TALLAHASSEE, Fla. (WTXL) — Suicide among first responders in Florida is a problem.
But Capital Regional Medical Center is working to prevent it here in the Big Bend.
It's a Shocking statistic.
At least 228 police officers died by suicide in 2019 across the country.
That's according to a nonprofit in Massachusetts that tracks those numbers. 15 of those were in Florida!
So far this year, 9 deaths have been verified across the nation. Now one officer from Tallahassee is on a mission to save lives.
"For the last year I've been dealing with PTSD and other mental illness issues that I've gotten from the job," siad Chad Holiday, Former LCSO deputy.
Chad Holiday is a former Leon County Deputy. One of many first responders who have have struggled with mental health.
He says the weight of the job can take a toll. "You have to be this big persona, you have to be this strong person," said Holiday.
TPD officer Sean Wyman knows how hard that can be too. Now he's working to help other first responders deal with that trauma.

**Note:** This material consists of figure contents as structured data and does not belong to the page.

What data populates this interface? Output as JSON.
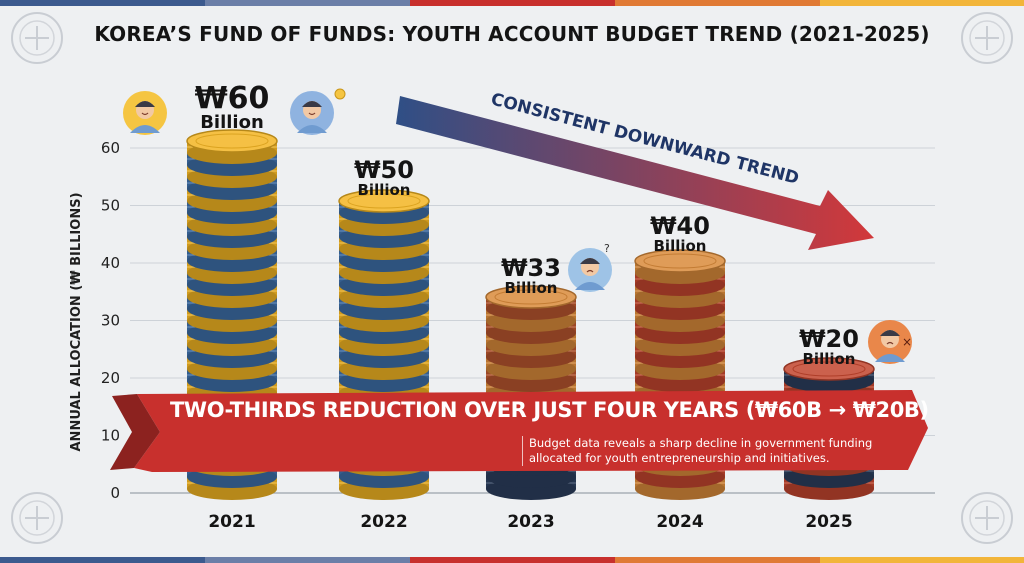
{
  "title": "KOREA’S FUND OF FUNDS: YOUTH ACCOUNT BUDGET TREND (2021-2025)",
  "colors": {
    "background": "#eef0f2",
    "banner": "#c8302d",
    "arrow_start": "#2f4f86",
    "arrow_end": "#d2383a",
    "coin_gold": "#f3b523",
    "coin_blue": "#3d6fa8",
    "coin_orange": "#d98a3a",
    "coin_red": "#c2452e",
    "coin_navy": "#2c3f5e"
  },
  "chart_data": {
    "type": "bar",
    "title": "KOREA’S FUND OF FUNDS: YOUTH ACCOUNT BUDGET TREND (2021-2025)",
    "xlabel": "",
    "ylabel": "ANNUAL ALLOCATION (₩ BILLIONS)",
    "categories": [
      "2021",
      "2022",
      "2023",
      "2024",
      "2025"
    ],
    "values": [
      60,
      50,
      33,
      40,
      20
    ],
    "value_labels": [
      "₩60",
      "₩50",
      "₩33",
      "₩40",
      "₩20"
    ],
    "value_unit": "Billion",
    "ylim": [
      0,
      60
    ],
    "yticks": [
      0,
      10,
      20,
      30,
      40,
      50,
      60
    ],
    "grid": true,
    "legend": "none",
    "annotations": {
      "trend": "CONSISTENT DOWNWARD TREND",
      "banner": "TWO-THIRDS REDUCTION OVER JUST FOUR YEARS (₩60B → ₩20B)",
      "banner_sub": "Budget data reveals a sharp decline in government funding allocated for youth entrepreneurship and initiatives."
    }
  }
}
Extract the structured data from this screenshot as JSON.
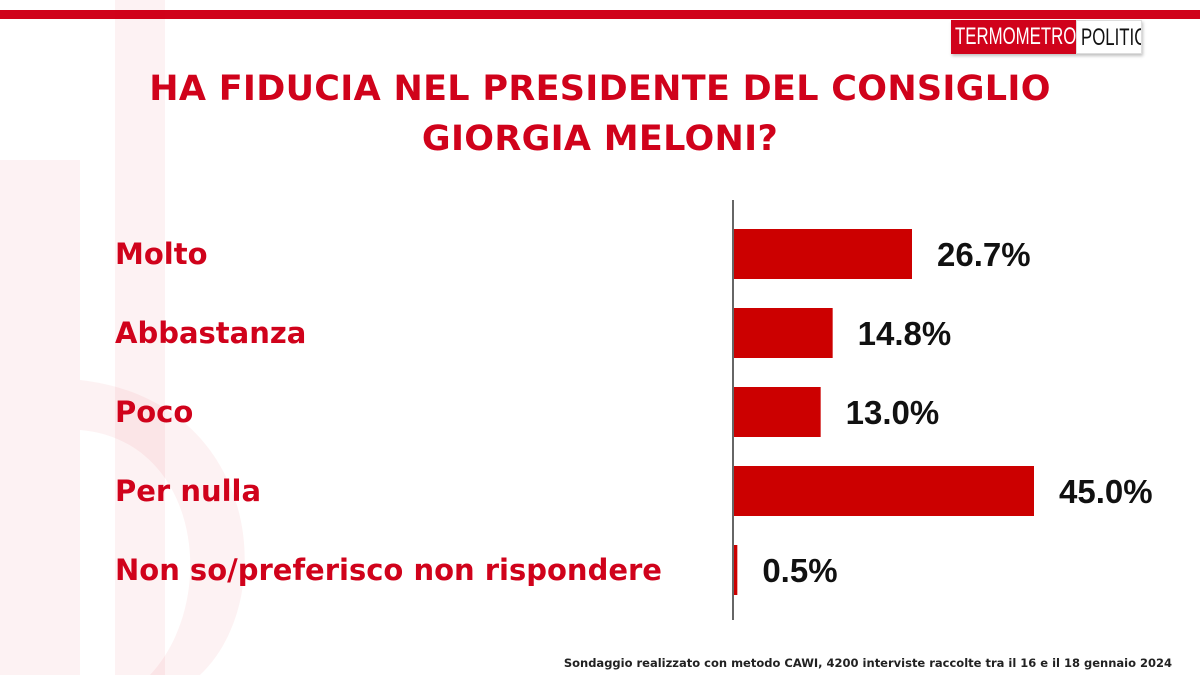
{
  "header": {
    "logo_part1": "TERMOMETRO",
    "logo_part2": "POLITICO",
    "title_line1": "HA FIDUCIA NEL PRESIDENTE DEL CONSIGLIO",
    "title_line2": "GIORGIA MELONI?"
  },
  "colors": {
    "accent": "#d0021b",
    "bar": "#cc0000",
    "value_text": "#111111"
  },
  "chart_data": {
    "type": "bar",
    "orientation": "horizontal",
    "title": "HA FIDUCIA NEL PRESIDENTE DEL CONSIGLIO GIORGIA MELONI?",
    "categories": [
      "Molto",
      "Abbastanza",
      "Poco",
      "Per nulla",
      "Non so/preferisco non rispondere"
    ],
    "values": [
      26.7,
      14.8,
      13.0,
      45.0,
      0.5
    ],
    "value_labels": [
      "26.7%",
      "14.8%",
      "13.0%",
      "45.0%",
      "0.5%"
    ],
    "unit": "%",
    "xlim": [
      0,
      45
    ],
    "grid": false,
    "legend": "none"
  },
  "footnote": "Sondaggio realizzato con metodo CAWI, 4200 interviste raccolte tra il 16 e il 18 gennaio 2024"
}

"It's okay to reach out and talk to somebody whether that's a peer or somebody you work with a supervisor or even going outside," said Wyman.
And trains other officers how to have difficult conversation.
90 percent of responders don't reach out because of the stigma of getting mental health assistance.
Wyman says that has to change. "We've got to change the transition from suck it up and drive on. To it's okay to not be okay."
Recent research shows more first responders are dying by suicide than in the line of duty.
Which is why Wyman and Holiday both say "We need to let people know that it's okay to be hurt but also we need to have those resources in place to find the help that they need."
Things like increased anxiety and depression, flashbacks and nightmares are some things to look out for.
And experts say if someone does tell you they are having thoughts of suicide whatever you do...do not promise secrecy to them because the situation may escalate and you may have to tell someone.